Proprio come Sars-CoV-2, anche SADS-CoV sembrerebbe aver compiuto il salto inter specie dai pipistrelli. Da qui, da quando è stato scoperto per la prima volta nel 2016, il virus ha infettato mandrie di suini in tutta la Cina, provocando enormi danni economici alla nazione cinese e, più in generale, a tutti i Paesi che si affidano all'industria della carne di maiale.

L'ipotesi del salto di specie

Tornando allo studio citato, cercando di capire se anche l'uomo può essere colpito dal nuovo virus, il team americano ha testato diversi tipi di cellule infettandole con una forma sintetica di SADS-CoV per capire quanto alto potesse essere il rischio di contaminazione tra specie.
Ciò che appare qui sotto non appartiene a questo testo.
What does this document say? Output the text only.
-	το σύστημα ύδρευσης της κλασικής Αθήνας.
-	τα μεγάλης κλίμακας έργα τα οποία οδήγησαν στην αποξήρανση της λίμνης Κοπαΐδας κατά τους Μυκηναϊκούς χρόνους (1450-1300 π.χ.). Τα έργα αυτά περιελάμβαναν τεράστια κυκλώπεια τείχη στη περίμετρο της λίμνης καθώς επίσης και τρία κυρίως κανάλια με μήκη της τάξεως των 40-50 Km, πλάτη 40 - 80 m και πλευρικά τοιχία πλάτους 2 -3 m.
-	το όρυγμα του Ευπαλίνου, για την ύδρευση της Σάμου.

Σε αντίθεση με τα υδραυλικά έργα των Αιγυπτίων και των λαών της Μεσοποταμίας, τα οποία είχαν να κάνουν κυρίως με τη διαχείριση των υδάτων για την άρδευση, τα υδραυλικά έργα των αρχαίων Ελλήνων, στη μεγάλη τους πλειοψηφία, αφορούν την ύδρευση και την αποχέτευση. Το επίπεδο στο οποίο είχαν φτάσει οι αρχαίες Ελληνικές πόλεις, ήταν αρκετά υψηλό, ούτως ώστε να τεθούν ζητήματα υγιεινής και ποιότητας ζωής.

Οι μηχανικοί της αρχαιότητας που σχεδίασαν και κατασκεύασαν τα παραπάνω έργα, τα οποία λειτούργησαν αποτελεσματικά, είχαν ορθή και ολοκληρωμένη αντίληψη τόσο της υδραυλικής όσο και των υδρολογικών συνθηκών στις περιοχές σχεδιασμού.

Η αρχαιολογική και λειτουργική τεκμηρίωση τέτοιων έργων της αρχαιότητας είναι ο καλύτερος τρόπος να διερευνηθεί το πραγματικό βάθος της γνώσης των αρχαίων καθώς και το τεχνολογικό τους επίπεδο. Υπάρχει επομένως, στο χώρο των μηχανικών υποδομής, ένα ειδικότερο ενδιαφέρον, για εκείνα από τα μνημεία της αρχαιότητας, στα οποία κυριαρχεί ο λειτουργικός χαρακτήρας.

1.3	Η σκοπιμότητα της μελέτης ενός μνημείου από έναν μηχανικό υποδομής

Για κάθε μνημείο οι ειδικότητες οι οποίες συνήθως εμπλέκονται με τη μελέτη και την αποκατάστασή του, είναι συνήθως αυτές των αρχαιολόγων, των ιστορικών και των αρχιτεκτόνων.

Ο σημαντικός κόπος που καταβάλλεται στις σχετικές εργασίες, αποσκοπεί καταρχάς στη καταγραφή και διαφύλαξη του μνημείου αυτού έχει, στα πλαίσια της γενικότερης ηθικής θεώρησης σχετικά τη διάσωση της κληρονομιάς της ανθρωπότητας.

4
Ebbene, SADS-CoV ha mostrato la capacità di sapersi replicare in modo efficiente all'interno di cellule umane di fegato, intestino e vie aeree. "SADS-CoV è un alfacoronavirus che provoca problemi gastrointestinali nei suini, ed è particolarmente letale per i cuccioli – ha sottolineato Ralph Baric, epidemiologo presso l’Università della Carolina del Nord – e può rappresentare un pericolo per la specie umana, anche se non esistono casi documentati di infezione".

Secondo gli esperti la pandemia di Covid-19 deve essere considerata a tutti gli effetti un monito delle pericolosità legate ai coronavirus e di cosa potrebbe accadere in futuro. Anche perché lo studio dimostra come gli esseri umani potrebbero essere suscettibili a questa nuova minaccia. Scendendo nel dettaglio, c'è un'ampia gamma di cellule di mammifero "potenzialmente idonea all'infezione da parte di SADS-CoV", ha proseguito la ricerca.

Cure e contagio

Non solo: i test fin qui effettuati hanno mostrato che gli esseri umani non hanno sviluppato l'immunità per questo agente patogeno. Ecco perché, almeno in linea teorica, il rischio del salto di specie esiste. Gli scienziati hanno affermato che è però impossibile prevedere se SADS-CoV,o un ceppo correlato emergente dai pipistrelli, potrà effettivamente infettare popolazioni umane.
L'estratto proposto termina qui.